We address two issues in Evolutionary Robotics, namely the genetic encoding and the performance criterion, also known as the fitness function. For the first aspect, we suggest to encode mechanisms for parameter self-organization, instead of the parameters themselves as in conventional approaches. We argue that the suggested encoding generates systems that can solve more complex tasks and are more robust to unpredictable sources of change. We support our arguments with a set of experiments on evolutionary neural controllers for physical robots and compare them to conventional encoding. In addition, we show that when also the genetic encoding is left free to evolve, artificial evolution will select to exploit mechanisms of self-organization. For the second aspect, we shall discuss the role of the performance criterion, als known as fitness function, and suggest Fitness Space as a framework to conceive fitness functions in Evolutionary Robotics. Fitness Space can be used as a guide to design fitness functions as well as to compare different experiments in Evolutionary Robotics.

Evolution of Adaptive Synapses: Robots with Fast Adaptive Behavior in New Environments

This paper is concerned with adaptation capabilities of evolved neural controllers. We propose to evolve mechanisms for parameter self-organization instead of evolving the parameters themselves. The method consists of encoding a set of local adaptation rules that synapses follow while the robot freely moves in the environment. In the experiments presented here, the performance of the robot is measured in environments that are different in significant ways from those used during evolution. The results show that evolutionary adaptive controllers solve the task much faster and better than evolutionary standard fixed-weight controllers, that the method scales up well to large architectures, and that evolutionary adaptive controllers can adapt to environmental changes that involve new sensory characteristics (including transfer from simulation to reality and across different robotic platforms) and new spatial relationships.

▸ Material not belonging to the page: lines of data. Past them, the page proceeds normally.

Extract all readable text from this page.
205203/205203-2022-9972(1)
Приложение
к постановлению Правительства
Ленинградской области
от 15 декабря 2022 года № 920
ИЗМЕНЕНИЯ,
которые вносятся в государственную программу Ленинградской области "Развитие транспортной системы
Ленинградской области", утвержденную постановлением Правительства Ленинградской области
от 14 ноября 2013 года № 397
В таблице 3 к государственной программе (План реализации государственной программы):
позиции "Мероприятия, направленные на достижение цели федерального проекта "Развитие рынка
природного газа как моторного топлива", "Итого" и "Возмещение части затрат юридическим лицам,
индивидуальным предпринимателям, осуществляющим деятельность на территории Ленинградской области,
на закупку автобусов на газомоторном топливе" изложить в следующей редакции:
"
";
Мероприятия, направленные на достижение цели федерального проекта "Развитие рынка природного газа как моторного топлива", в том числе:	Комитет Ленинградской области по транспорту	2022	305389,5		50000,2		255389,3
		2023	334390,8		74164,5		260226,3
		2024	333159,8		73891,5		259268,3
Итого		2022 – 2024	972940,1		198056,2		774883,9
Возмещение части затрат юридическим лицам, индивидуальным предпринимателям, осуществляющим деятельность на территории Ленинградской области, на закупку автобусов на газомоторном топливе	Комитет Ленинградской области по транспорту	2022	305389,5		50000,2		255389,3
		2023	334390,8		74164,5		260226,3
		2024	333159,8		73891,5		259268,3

Evolution of Plastic Control Networks

Evolutionary Robotics is a powerful method to generate efficient controllers with minimal human intervention, but its applicability to real-world problems remains a challenge because the method takes long time and it requires software simulations that do not necessarily transfer smoothly to physical robots. In this paper we describe a method that overcomes these limitations by evolving robots for the ability to adapt on-line in few seconds. Experiments show that this method require less generations and smaller populations to evolve, that evolved robots adapt in a few seconds to unpredictable change-including transfers from simulations to physical robots- and display non-trivial behaviors. Robots evolved with this method can be dispatched to other planets and to our homes where they will autonomously and quickly adapt to the specific properties of their environments if and when necessary.

Incremental Robot Shaping

We propose a modular architecture for autonomous robots which allows for the implementation of basic behavioral modules by both programming and training, and accommodates for an evolutionary development of the interconnections among modules. This architecture can implement highly complex controllers and allows for incremental shaping of the robot behavior. Our proposal is exemplified and evaluated experimentally through a number of mobile robotic tasks involving exploration, battery recharging and object manipulation.

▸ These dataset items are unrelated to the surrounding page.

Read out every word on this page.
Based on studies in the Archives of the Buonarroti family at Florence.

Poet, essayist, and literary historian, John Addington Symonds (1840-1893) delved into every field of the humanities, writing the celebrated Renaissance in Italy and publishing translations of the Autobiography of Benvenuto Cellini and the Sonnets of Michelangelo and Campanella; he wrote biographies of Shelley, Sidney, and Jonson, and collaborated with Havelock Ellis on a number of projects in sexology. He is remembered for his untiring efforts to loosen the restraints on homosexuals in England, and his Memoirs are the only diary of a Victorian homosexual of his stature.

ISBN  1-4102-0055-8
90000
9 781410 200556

Neural Morphogenesis, Synaptic Plasticity, and Evolution

Morphology plays an important role in the computational properties of neural systems, affecting both their functionality and the way in which this functionality is developed during life. In computer-based models of neural networks, artificial evolution is often used as a method to explore the space of suitable morphologies. In this paper we critically review the most common methods used to evolve neural morphologies and argue that a more effective, and possibly biologically plausible, method consists of genetically encoding rules of synaptic plasticity along with rules of neural morphogenesis. Some preliminary experiments with autonomous robots are described in order to show the feasibility and advantages of the approach.

Evolutionary Robots with Fast Adaptive Behaviour in New Environments

This paper is concerned with adaptation capabilities of evolved neural controllers. A method consisting of encoding a set of local adaptation rules that synapses obey while the robot freely moves in the environment [6] is compared to a standard fixed-weight network. In the experiments presented here, the performance of the robot is measured in environments that are different in significant ways from those used during evolution. The results show that evolutionary adaptive controllers can adapt to environmental changes that involve new sensory characteristics (including transfers from simulation to reality) and new spatial relationships.